Many people will stop reading here and argue that this is software reuse at it’s worst… cut, paste and retrofit to solve the problem. My answer to that is… yes, it is, and that’s ok. If you think about the hierarchy of a software project, the farther we get from the core, the more task-specific the code becomes. At some point in that hierarchy, you reach a point of diminishing returns on object oriented reusability. Striving for reuse simply for reuse’s sake at this level will hurt the code, rather than improve it. These task-specific extremities in the software hierarchy most likely represent the bulk of the day to day coding work. That’s not being pessimistic about reuse, it’s being realistic.
A new methodology
I picture the “code scavenging” style of programming as a new methodology of reusable software development. Practicing this type of reuse is very different than practicing component or framework reuse. It requires resourcefulness to find sample code, technical knowledge to quickly understand the found code, and insight to know how to retool that found code into your own code. Applied properly, though, it can turbo-boost productivity and quickly solve problems that might otherwise take days to work out.

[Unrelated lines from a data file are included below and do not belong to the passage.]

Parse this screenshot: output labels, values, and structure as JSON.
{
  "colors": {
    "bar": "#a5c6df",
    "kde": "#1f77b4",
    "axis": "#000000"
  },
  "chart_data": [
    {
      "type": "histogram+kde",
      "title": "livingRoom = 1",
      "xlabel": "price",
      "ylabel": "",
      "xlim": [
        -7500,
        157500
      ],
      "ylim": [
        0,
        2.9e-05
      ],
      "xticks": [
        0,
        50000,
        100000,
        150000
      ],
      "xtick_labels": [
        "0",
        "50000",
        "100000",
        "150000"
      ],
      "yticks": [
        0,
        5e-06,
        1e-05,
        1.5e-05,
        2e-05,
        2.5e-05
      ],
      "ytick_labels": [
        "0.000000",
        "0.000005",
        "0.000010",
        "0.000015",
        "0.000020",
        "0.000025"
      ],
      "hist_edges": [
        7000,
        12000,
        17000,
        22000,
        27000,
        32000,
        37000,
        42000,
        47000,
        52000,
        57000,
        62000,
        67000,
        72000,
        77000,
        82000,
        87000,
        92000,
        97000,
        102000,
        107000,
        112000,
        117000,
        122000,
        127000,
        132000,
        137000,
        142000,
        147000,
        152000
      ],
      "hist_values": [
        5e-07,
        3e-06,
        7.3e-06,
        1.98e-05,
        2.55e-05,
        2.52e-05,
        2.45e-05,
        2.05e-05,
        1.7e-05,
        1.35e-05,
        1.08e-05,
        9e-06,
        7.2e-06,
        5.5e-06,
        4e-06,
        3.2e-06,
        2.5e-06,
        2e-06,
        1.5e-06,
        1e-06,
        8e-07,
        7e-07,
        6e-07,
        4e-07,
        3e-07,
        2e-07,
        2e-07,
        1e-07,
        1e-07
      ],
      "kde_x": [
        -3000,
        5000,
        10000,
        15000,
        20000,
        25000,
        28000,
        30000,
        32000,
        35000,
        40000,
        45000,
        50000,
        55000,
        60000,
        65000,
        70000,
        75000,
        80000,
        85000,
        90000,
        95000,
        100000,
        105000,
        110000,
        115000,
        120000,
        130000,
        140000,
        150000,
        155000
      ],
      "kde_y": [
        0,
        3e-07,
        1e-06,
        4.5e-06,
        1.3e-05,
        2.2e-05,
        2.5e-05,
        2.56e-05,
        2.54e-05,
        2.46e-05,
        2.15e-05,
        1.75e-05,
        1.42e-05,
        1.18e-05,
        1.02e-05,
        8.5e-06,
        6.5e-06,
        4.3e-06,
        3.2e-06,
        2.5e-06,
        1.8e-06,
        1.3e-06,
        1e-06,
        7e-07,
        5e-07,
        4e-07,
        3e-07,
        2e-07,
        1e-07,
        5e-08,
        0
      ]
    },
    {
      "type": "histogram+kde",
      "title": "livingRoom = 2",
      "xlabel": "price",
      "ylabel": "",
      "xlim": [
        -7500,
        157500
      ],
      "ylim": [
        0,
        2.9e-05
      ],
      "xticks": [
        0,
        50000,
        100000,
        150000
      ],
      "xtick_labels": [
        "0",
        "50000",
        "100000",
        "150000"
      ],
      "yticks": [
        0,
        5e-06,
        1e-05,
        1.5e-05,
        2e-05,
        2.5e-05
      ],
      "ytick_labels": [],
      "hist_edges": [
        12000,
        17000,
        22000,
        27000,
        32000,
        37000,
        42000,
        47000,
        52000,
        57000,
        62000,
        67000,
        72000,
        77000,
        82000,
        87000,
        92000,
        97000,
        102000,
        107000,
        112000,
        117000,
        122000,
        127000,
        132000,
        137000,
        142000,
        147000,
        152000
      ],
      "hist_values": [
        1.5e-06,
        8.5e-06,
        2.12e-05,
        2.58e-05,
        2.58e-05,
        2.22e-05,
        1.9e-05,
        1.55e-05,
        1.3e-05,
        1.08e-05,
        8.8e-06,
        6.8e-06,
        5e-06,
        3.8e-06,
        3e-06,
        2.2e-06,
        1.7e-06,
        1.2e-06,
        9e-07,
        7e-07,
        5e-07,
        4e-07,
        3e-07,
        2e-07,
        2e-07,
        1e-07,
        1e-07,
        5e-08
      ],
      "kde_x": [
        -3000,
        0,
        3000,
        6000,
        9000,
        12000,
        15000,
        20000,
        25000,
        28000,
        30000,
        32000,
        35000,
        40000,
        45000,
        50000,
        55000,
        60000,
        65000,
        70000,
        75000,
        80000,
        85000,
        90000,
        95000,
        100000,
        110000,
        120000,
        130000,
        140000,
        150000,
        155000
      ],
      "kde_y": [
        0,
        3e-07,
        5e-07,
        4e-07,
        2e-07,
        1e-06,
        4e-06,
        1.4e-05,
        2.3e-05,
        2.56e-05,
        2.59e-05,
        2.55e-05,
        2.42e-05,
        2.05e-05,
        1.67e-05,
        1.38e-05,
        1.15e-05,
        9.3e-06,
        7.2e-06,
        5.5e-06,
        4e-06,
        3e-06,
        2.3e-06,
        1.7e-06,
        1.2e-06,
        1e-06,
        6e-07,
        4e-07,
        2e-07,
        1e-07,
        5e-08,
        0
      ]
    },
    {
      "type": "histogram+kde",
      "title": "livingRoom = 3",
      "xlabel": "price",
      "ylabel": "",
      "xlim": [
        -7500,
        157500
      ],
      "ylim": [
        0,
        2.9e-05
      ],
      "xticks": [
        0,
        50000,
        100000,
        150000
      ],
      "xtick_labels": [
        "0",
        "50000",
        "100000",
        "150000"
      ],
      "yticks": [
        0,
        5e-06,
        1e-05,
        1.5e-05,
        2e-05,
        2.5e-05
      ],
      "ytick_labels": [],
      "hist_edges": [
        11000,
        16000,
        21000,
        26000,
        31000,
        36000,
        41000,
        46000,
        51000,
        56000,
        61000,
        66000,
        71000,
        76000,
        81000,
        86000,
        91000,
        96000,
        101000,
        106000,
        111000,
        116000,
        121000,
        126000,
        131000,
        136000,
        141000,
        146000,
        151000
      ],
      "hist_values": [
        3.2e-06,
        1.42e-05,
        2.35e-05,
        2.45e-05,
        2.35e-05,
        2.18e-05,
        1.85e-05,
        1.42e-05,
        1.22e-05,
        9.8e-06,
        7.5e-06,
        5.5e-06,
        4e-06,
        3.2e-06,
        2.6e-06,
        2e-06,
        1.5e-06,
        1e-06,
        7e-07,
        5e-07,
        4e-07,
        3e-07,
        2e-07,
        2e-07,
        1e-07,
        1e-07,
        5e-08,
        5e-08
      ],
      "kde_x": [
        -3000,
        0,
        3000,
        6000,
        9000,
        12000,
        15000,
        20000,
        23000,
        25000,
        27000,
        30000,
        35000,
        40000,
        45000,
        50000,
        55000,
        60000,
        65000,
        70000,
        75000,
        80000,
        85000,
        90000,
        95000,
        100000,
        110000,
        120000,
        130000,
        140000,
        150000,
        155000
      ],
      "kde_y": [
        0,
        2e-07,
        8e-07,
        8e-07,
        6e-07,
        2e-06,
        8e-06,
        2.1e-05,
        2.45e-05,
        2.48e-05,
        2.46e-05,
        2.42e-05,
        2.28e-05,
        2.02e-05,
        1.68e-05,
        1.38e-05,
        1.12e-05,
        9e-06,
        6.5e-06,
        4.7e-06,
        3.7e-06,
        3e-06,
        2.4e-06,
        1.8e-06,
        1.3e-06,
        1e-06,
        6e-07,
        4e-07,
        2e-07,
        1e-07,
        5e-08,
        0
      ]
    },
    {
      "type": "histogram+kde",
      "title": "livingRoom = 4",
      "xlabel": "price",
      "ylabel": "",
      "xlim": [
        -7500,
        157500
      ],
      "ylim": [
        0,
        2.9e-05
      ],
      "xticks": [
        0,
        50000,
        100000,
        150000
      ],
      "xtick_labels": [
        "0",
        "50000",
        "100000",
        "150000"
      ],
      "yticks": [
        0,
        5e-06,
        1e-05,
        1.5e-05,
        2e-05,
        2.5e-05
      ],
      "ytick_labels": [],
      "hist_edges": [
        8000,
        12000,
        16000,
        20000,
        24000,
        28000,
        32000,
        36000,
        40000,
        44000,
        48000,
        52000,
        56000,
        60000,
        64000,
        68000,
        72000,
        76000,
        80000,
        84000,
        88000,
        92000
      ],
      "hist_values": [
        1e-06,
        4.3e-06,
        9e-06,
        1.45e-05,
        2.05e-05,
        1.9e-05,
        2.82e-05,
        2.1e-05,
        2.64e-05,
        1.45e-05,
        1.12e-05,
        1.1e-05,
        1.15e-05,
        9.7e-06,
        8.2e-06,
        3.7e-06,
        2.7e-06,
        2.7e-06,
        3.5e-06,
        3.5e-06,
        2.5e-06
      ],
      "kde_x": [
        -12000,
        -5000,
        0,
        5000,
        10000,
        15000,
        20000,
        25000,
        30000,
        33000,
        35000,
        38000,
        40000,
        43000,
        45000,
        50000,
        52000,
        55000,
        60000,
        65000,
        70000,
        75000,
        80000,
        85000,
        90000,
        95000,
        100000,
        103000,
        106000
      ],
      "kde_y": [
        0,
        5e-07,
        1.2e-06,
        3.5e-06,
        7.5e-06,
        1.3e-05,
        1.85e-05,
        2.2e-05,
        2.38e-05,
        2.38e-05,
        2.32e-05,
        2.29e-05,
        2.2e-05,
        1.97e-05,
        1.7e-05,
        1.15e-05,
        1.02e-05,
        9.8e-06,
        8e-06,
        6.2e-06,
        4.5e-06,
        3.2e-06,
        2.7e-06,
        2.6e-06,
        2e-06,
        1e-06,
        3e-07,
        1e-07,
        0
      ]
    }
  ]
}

Unfortunately, there doesn’t seem to be very many tools or documented techniques for this type of programming. Some authors have mentioned it (, , ) but overall, little work has been done on how to do it effectively. There are several barriers to code scavenging as a methodology as well. Web sites hosting code samples are disconnected and sometimes poorly cataloged. Samples are not guaranteed to be good or even work properly. They can also be copyrighted by the original author under any number of legal bindings.
Despite the difficulties, I believe there is a need to develop a methodology around code scavenging. This methodology would address best practices in the following areas:
- Finding sample code: Finding samples that fits your needs is not always as easy as a quick Google search. What are the techniques for finding quality sample code?
- Determining the root code sections that perform the required task: The root code is the minimum set of code that performs the task you are trying to accomplish. This may be in one or several different locations in the sample. What are the best ways to identify these areas?
- Finding the “incision points”: Incision points are the areas of code in the sample where you can “cut” that still enables the root code sections to work. This includes initialization functions, non-local variables, etc. How are these best identified?
- Merging the extracted code into your own work: This is the area where a set of documented techniques would shine. What is the best way to add the found functionality without having to rework a lot of your existing code? Even better, how do you keep the sample decoupled from your code in case it fails to work as you expected. Are these techniques the same for UI vs. back end work?
I certainly don’t have the answers to all of these questions, but I have a lot of ideas and I’m really interested in exploring this further. Code scavenging is a technique that I use often… it’s practically replaced paper books as my method of learning new concepts. Sometimes I just use it as a means to understand a concept before working on a problem. I even used a sample project to learn how to use the BackgroundWorker helper class mentioned earlier. As I said in another blog post, “Just like a picture is worth a thousand words, a sample project is worth a thousand reference books”.